Ingredients
- 6 tbsp vegetable oil
- 1 large onion, halved and sliced into thin half-moons
- ¼ tsp Hariyali Fennel
- ¼ tsp Bindu Black Mustard
- ¼ tsp nigella seeds
- ⅛ tsp Sugandhi Fenugreek
- ¼ tsp Jodhana Cumin
- 1 tsp garlic paste
- 1 tbsp ginger paste
- 1kg (2 ¼ lb) skinless chicken thighs on the bone
- ½ tsp Pragati Turmeric
- 1 tsp ground Nandini Coriander
- ¼ tsp Kashmiri Chilli powder
- 1kg (2 ¼ lb or 4 cups) plain yogurt
- 1 tsp Surya Salt, or to taste
- 1 fresh green chilli, slit open lengthways; plus extra, chopped, to garnish
- Handful of coriander leaves, chopped, to garnish
Methods
- Heat the oil in a deep, heavy-based saucepan that has a lid over high heat. Take one tip of sliced onion and dip it into the edge of the oil. The oil is hot enough when the onion starts to sizzle immediately. If the onion does not sizzle immediately, wait for a minute and try with another slice of onion. Do not use the previous onion slice for the test, add that slice to the pan with the rest of the sliced onions when the oil is at temperature.

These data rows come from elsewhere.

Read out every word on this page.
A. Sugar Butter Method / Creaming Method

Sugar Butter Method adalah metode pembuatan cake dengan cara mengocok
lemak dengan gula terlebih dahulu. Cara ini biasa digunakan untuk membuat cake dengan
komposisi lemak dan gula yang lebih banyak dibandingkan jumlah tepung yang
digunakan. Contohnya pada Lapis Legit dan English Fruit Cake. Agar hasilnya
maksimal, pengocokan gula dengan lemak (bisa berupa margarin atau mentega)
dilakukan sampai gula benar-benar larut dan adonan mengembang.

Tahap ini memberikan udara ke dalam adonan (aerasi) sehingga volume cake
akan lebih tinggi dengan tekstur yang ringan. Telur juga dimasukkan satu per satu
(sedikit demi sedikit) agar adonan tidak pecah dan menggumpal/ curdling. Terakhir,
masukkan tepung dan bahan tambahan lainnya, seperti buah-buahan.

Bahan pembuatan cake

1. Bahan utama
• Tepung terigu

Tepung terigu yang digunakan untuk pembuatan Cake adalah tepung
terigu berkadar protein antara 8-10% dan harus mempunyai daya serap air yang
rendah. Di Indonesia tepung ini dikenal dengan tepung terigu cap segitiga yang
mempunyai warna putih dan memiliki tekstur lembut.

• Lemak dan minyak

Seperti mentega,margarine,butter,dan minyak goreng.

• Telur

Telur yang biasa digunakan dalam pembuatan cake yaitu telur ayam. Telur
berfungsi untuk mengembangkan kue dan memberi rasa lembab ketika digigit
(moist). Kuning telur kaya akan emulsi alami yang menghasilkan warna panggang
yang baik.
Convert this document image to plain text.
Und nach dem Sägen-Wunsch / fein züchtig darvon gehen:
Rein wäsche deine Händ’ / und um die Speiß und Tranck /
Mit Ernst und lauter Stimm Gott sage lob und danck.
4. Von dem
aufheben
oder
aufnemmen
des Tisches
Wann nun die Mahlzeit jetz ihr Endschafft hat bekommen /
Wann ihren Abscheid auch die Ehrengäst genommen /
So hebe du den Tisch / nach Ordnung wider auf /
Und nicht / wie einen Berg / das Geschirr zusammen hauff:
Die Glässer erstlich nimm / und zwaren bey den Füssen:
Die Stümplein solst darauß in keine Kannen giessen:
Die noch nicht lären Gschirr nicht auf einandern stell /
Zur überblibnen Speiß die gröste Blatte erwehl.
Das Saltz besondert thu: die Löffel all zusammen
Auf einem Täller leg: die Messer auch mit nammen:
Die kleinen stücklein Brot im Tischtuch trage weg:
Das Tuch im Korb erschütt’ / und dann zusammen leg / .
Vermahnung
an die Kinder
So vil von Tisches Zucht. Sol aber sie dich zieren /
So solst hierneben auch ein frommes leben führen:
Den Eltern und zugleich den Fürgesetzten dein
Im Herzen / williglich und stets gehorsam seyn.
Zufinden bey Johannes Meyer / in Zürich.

- Fry the onions until golden brown and caramelized, then remove with a slotted spoon and spread over a plate so they don’t become soggy. To the same oil, add all the seed spices at the same time. Wait until you hear the mustard seeds pop, then add the garlic and ginger pastes and stir until fragrant. If the paste is sticking to the pan, add a splash of water to deglaze the pan.
- Add the chicken thighs and seal the meat all over, then add the ground turmeric, coriander, and chilli powder.
- Crush the caramelized onions in a pestle and mortar (or in a bowl with the end of a rolling pin) and mix them with the yogurt, then add the mixture to the pan along with the salt, and bring to the boil.
- Cover the pan and reduce to a simmer for 30 minutes. Remove the lid, add the slit chilli and continue to cook uncovered for a further 30 minutes, stirring the chicken until the sauce clings to the meat.
- Taste for seasoning and adjust if required. Garnish with chopped green chillies and coriander, and serve with rice and salad.